The United States is on track to saturate the global energy market with liquefied natural gas (LNG) exports by as early as this year putting itself on course to become one of the world’s largest LNG suppliers.
According to US Energy Secretary Ernest Moniz, four LNG export terminals are currently under construction in the lower 48 states and shipments from these terminals may start late 2015 or early 2016. At present the US only exports LNG from a single terminal on Kenai Peninsula in Alaska, but it is looking to expand operations amid rising international demand.
Between 2010 and 2040 the market for LNG is predicted to triple, with most new demand coming from existing and emerging markets in Asia Pacific and the Middle East. Approximately 80% of new LNG supplies are expected to come from North America, Australia and East Africa. Furthermore, the US Energy Department has stated that in a decade the United States could be on par with top exporters such as Qatar, which processes over 100 billion cubic meters of LNG per year through its terminals.
At last week’s IHS CERAWeek ’15 Andy Brown, Upsteam International Director of Royal Dutch Shell, reiterated the importance of LNG resources amid increasing global energy demand. Brown pointed out that natural gas has proven to be an efficient and cost-effective alternative to traditional fossil fuels. Additionally, natural gas is the cleanest burning conventional fuel, with emissions up to 60 percent less than coal.
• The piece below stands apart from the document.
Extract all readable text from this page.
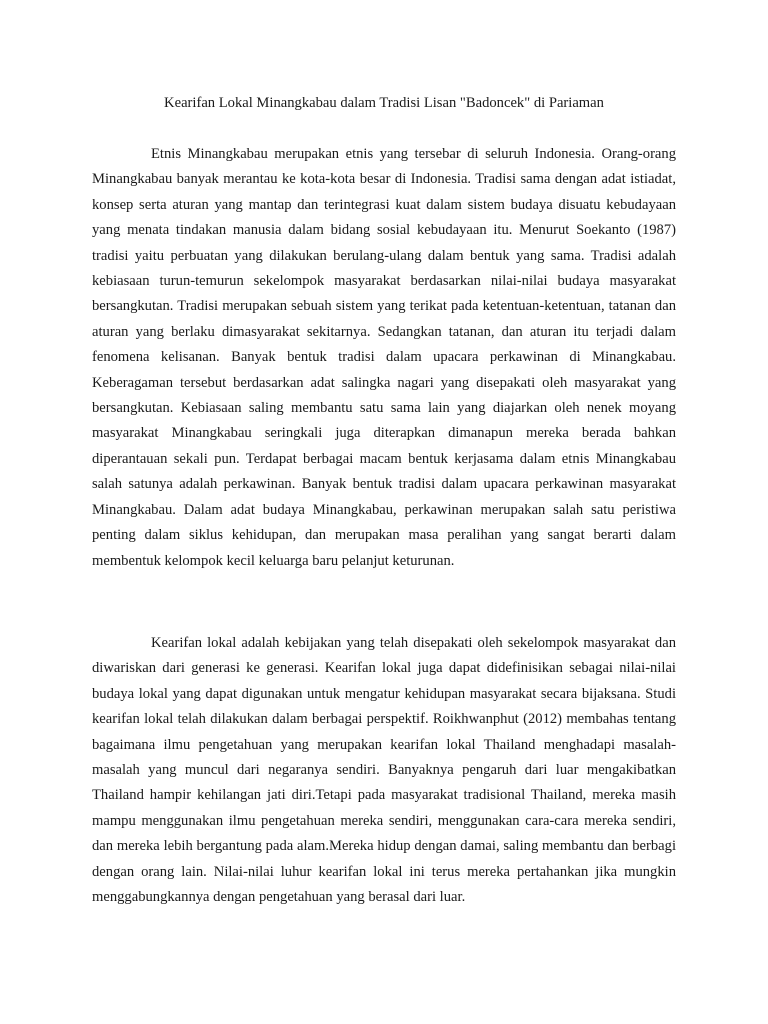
Kearifan Lokal Minangkabau dalam Tradisi Lisan "Badoncek" di Pariaman

Etnis Minangkabau merupakan etnis yang tersebar di seluruh Indonesia. Orang-orang Minangkabau banyak merantau ke kota-kota besar di Indonesia. Tradisi sama dengan adat istiadat, konsep serta aturan yang mantap dan terintegrasi kuat dalam sistem budaya disuatu kebudayaan yang menata tindakan manusia dalam bidang sosial kebudayaan itu. Menurut Soekanto (1987) tradisi yaitu perbuatan yang dilakukan berulang-ulang dalam bentuk yang sama. Tradisi adalah kebiasaan turun-temurun sekelompok masyarakat berdasarkan nilai-nilai budaya masyarakat bersangkutan. Tradisi merupakan sebuah sistem yang terikat pada ketentuan-ketentuan, tatanan dan aturan yang berlaku dimasyarakat sekitarnya. Sedangkan tatanan, dan aturan itu terjadi dalam fenomena kelisanan. Banyak bentuk tradisi dalam upacara perkawinan di Minangkabau. Keberagaman tersebut berdasarkan adat salingka nagari yang disepakati oleh masyarakat yang bersangkutan. Kebiasaan saling membantu satu sama lain yang diajarkan oleh nenek moyang masyarakat Minangkabau seringkali juga diterapkan dimanapun mereka berada bahkan diperantauan sekali pun. Terdapat berbagai macam bentuk kerjasama dalam etnis Minangkabau salah satunya adalah perkawinan. Banyak bentuk tradisi dalam upacara perkawinan masyarakat Minangkabau. Dalam adat budaya Minangkabau, perkawinan merupakan salah satu peristiwa penting dalam siklus kehidupan, dan merupakan masa peralihan yang sangat berarti dalam membentuk kelompok kecil keluarga baru pelanjut keturunan.

Kearifan lokal adalah kebijakan yang telah disepakati oleh sekelompok masyarakat dan diwariskan dari generasi ke generasi. Kearifan lokal juga dapat didefinisikan sebagai nilai-nilai budaya lokal yang dapat digunakan untuk mengatur kehidupan masyarakat secara bijaksana. Studi kearifan lokal telah dilakukan dalam berbagai perspektif. Roikhwanphut (2012) membahas tentang bagaimana ilmu pengetahuan yang merupakan kearifan lokal Thailand menghadapi masalah-masalah yang muncul dari negaranya sendiri. Banyaknya pengaruh dari luar mengakibatkan Thailand hampir kehilangan jati diri.Tetapi pada masyarakat tradisional Thailand, mereka masih mampu menggunakan ilmu pengetahuan mereka sendiri, menggunakan cara-cara mereka sendiri, dan mereka lebih bergantung pada alam.Mereka hidup dengan damai, saling membantu dan berbagi dengan orang lain. Nilai-nilai luhur kearifan lokal ini terus mereka pertahankan jika mungkin menggabungkannya dengan pengetahuan yang berasal dari luar.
According to a February 2015 report by the President’s Council of Economic Advisors, rising LNG exports from the United States would increase the country’s GDP while creating more domestic jobs.
Also, European LNG importers are largely dependent on Russia for gas supplies. Because of the conflict with neighboring Ukraine, Russian gas transportation bypasses the Ukraine, often resulting in higher prices for importers. A rise in US LNG could dramatically reduce Russia’s dominance in the European gas market.